The head of the Upper Colorado River Commission on Tuesday told a Grand Junction audience that proposed new interstate agreements contain important provisions aimed at helping fend off the short-term threats that drought poses to the region.
Amy Haas, the commission's executive director, says the centerpiece of the new deals from the perspective of Upper Colorado River Basin states is a provision providing for storage in Lake Powell and other Upper Basin reservoirs for water that might be conserved through any demand management program in the Upper Basin.
"There's no point in implementing and administering a program in the Upper Basin without that storage capacity," Haas said at the forum.
The event was hosted by the Grand Valley Water Users Association and hosted at Colorado Mesa University by CMU's Hutchins Water Center. It focused on drought contingency planning, demand management and the potential implications for Western Slope agriculture.
Importantly, Haas said, the newly reached agreements spell out that water conserved through a demand management program could be used only for purposes of complying with a 1922 river compact between upper and lower basin states. It wouldn't be subject to releases from Powell under the language of an interim agreement reached in 2007 that seeks to balance water levels between Powell and Lake Mead downstream.
Haas said it took heavy negotiations to obtain that assurance.
"I think that we were successful in that regard in terms of getting that concession from the Lower Basin," she said.
The Upper Colorado River Commission is an interstate agency that administers water from the river to Wyoming, Colorado, Utah and New Mexico, and works to ensure water is released to Lower Basin states and Mexico under the 1922 compact.
Thanks to a drought of nearly 20 years and the 2007 interim guidelines that don't expire until 2026, Upper Basin states are trying to take steps to keep water levels in Lake Powell from falling so low the reservoir is unable to send water downstream to meet the 1922 compact terms and continue producing hydropower. Failure to comply with the 1922 agreement would result in a compact call curtailing water use in Upper Basin states.
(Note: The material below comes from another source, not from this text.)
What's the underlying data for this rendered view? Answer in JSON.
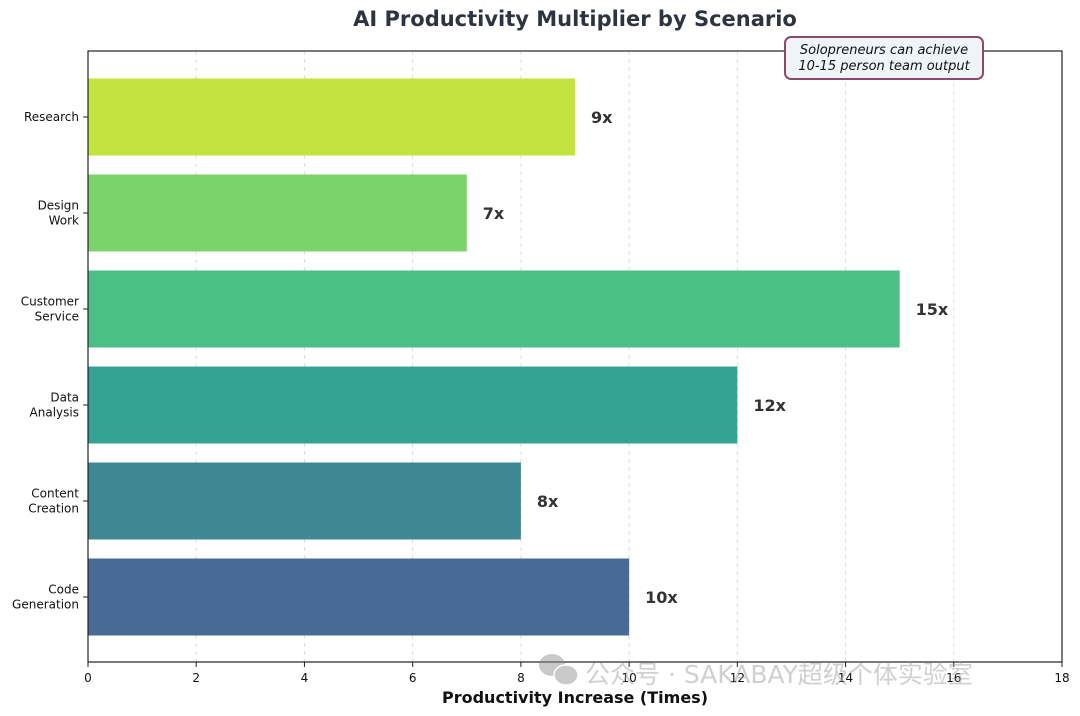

The recently released draft agreements, which officials say will require federal enabling legislation, include a drought contingency plan for Upper Basin states and another for Lower Basin states. A key aspect of the Upper Basin plan entails possible implementation of a demand management program if agreement can be reached between Upper Basin states.
The Colorado River District, a 15-county Western Slope entity, has been concerned that addressing the storage element now might pave the way for demand management before proper discussion has taken place on what parameters such a program should have. The district fears that demand management could end up primarily targeting West Slope agriculture. It wants any program to be limited to voluntary, temporary and compensated measures, with the impacts borne equally across varying regions of the state and water users.
The Colorado Water Conservation Board has directed its staff to develop a draft policy guiding development of any demand management program in the state.
"It will be voluntary, compensated and temporary," CWCB board member Steve Anderson, also general manager of the Uncompahgre Valley Water Users Association, said at Tuesday's forum.
"… I believe that a policy will be established that will allay the concerns that we've heard."
Haas said a key consideration will be how to pay for a compensated program. An Upper Basin pilot demand management program conserved some 22,000 acre-feet of water at a cost of about $4.5 million through 2017, according to a report released earlier this year.
Haas called that "an expensive endeavor." She said a demand management program would need to conserve 200,000 to 500,000 acre feet of water to make a difference, and questions surround how to fund that.
"That's going to be a big discussion, something that we're going to have to embark on, I think, right away," she said.
Andy Mueller, general manager of the Colorado River District, pointed to potential funding sources that could include state and federal funding, and contributions from Lower Basin states and from nongovernmental organizations.
“There is uncertainty” regarding funding, he said. “We have a lot of work to do.”
Robinson likewise called funding a big issue but he called the recently reached suite of proposed agreements “a huge win” for the Upper Basin.
“We gain storage essentially for free if it comes to pass,” he said.
As for what a demand management program would consist of, “it’s not spelled out as a recipe,” he said. “That’s up to the stakeholders to develop that recipe.”
Haas said she has been encouraged over the course of negotiations with Lower Basin states that they have begun to acknowledge what’s described as a structural deficit involving overuse of the Colorado River by downstream states. She believes that will benefit Upper Basin states when it comes to future water negotiations.
She also has been happy to see California be willing to agree to water-use reductions under the Lower Basin drought contingency plan, whereas in the past such reductions in the Lower Basin fell on the backs of just Arizona and Nevada, she said.
“I think that bodes well in terms of the future,” she said.